Un coup de coeur de Hugo T.
Éffaçant la distance que l’historienne doit mettre face à l’histoire qu’elle raconte, Mona Ozouf décide ici de livrer son enfance, de l’analyser au prisme des enjeux de l’histoire contemporaine française. Elle a en effet saisi l’incroyable valeur heuristique d’une telle démarche tant son enfance dit beaucoup du croisement des traditions, des valeurs, des croyances et des idéaux qui parcourent la société française depuis la Révolution dont elle deviendra l’une des plus éminentes spécialistes.
Mona va passer son enfance dans le « palais scolaire » de Plouha, un « gros bourg » situé non loin de Paimpol, où sa mère officie dans l’idéal républicain. Son père est mort alors qu’elle n’a que quatre ans mais l’ombre de ce fervent défenseur de la langue bretonne va continuer à planer sur la famille. Mona va donc passer son enfance auprès de sa mère et de sa grand-mère qui représente alors à la maison la Bretagne et ses traditions pluriséculaires.
De ce décor, Mona Ozouf décrit ce qu’elle appelle « trois pèlerinages », trois croyances qui fondent sa « tradition », « une voix presque mienne » comme elle le dit en reprenant les mots de Paul Thorez : la foi bretonne de la maison, la foi chrétienne de l’église, la foi de l’école dans la raison républicaine.
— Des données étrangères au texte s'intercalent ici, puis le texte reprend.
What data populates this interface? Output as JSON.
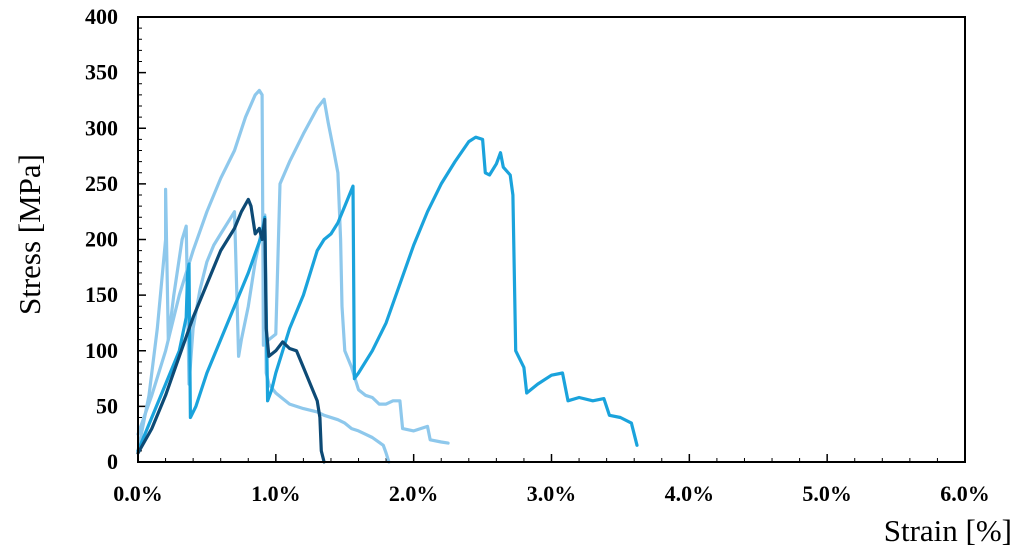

De ce mélange de croyances et de valeurs, Mona Ozouf tire des questionnements sur le républicanisme, les particularismes locaux, l’universel et tente de comprendre comment une composition française « heureuse » est possible.
Telle une peintre ayant le souci d’équilibrer son œuvre en jouant avec les couleurs et les contrastes, Mona Ozouf dresse ici une composition française très instructive sur notre histoire contemporaine. Avec une plume somptueuse et une grande rigueur historique, elle livre bien plus qu’un simple récit personnel, c’est l’enfance de la France républicaine qu’elle décrit.